Robertson gewinnt das Masters

23 Jan

Neil Robertson bleibt Mr. 100 Prozent und behält seine Weiße Weste, wenn es um den Gewinn von Titeln geht. Zum neunten Mal stand der Australier in einem Finale und der Titel beim Masters war gleichzeitig auch sein neunter Erfolg auf der Snooker-Tour. Robertson bezwang Shaun Murphy mit 10:6 und kassierte den Sieger-Scheck in Höhe von 150.000 Pfund.

Damit muss ich auch zugeben, dass ich unrecht habe. Mein Favorit war Shaun Murphy, da er im Verlauf des Turniers einfach eine konstant gute Leistung gezeigt hatte. Zudem musste sich Neil Robertson mit einer neuen Pomeranze herumschlagen und es gab zudem noch den Verbal-Konflikt mit Judd Trump, der nach seiner Halbfinal-Niederlage ein wenig nachgetreten hatte.
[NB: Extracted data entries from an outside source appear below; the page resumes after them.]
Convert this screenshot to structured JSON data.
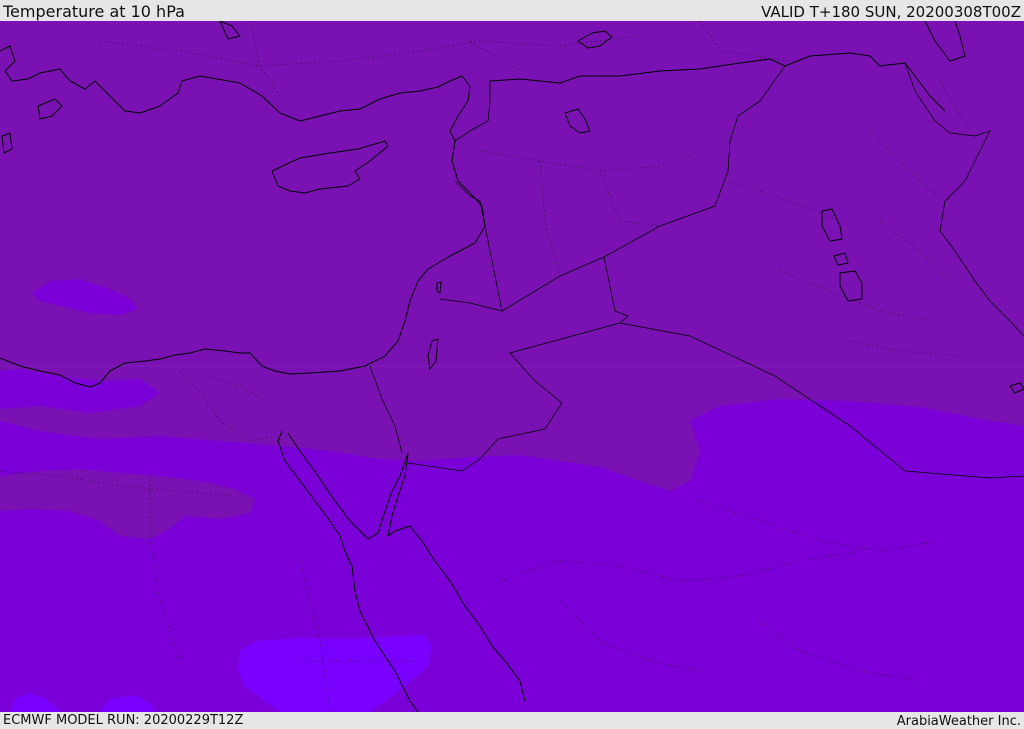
{
  "header": {
    "title": "Temperature at 10 hPa",
    "valid": "VALID T+180 SUN, 20200308T00Z"
  },
  "footer": {
    "model_run": "ECMWF MODEL RUN: 20200229T12Z",
    "credit": "ArabiaWeather Inc."
  },
  "map": {
    "field_colors": {
      "north_band": "#7a12b3",
      "middle_band": "#7b00d8",
      "warmest_band": "#7a00ff",
      "coastline": "#000000"
    }
  }
}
Beide Akteure begannen ein wenig nervös, aber wer wollte es ihnen verdenken. Erfahrung mit dem Masters-Finale gab es auf beiden Seiten nicht und Robertson gewann den umkämpften ersten Frame auf Pink und Schwarz. Murphy antwortete mit seinem sechsten Masters-Century in diesem Jahr, spielte zudem eine 65 zum 2:1. Doch Robertson konterte mit einer 103 zum 2:2.

Murphy hatte den etwas besseren Eindruck gemacht, danach liefen die Bälle aber nicht mehr richtig rund für ihn. Die nächsten beiden Frames wurden geteilt, dann holte sich der Australier den wichtigen vierten Frame mit einer 72. Murphy hatte seinerseits dann die Chance, mit dem 4:4 in die Pause zu gehen, machte jedoch einen Fehler zu viel und dieser verlorene Frame schien im Endeffekt eine Art Signalwirkung zu haben.

Es ist natürlich schwer zu beurteilen, was passiert wäre, hätte Murphy sich Frame acht geholt. So musste er einem 3:5-Rückstand hinterherlaufen und schien damit nicht zurecht zu kommen. Die Sicherheit, die ihn im gesamten Turnier ausgezeichnet hatte, schien wie weggeblasen. Zwar gewann er den ersten Frame nach der Pause, musste danach aber zusehen, wie Robertson davonzog.

Begünstigt wurde der Lauf natürlich durch die eigenen Fehler des Magician, der mal eine Rote auf die Mitte verschoss oder Schwarz vom Spot nicht in die Tasche bekam. Mit solidem Spiel zog Robertson auf 9:6 davon und sah sich schon sicher als der vierte Übersee-Spieler, der den Titel sein Eigen nennen darf.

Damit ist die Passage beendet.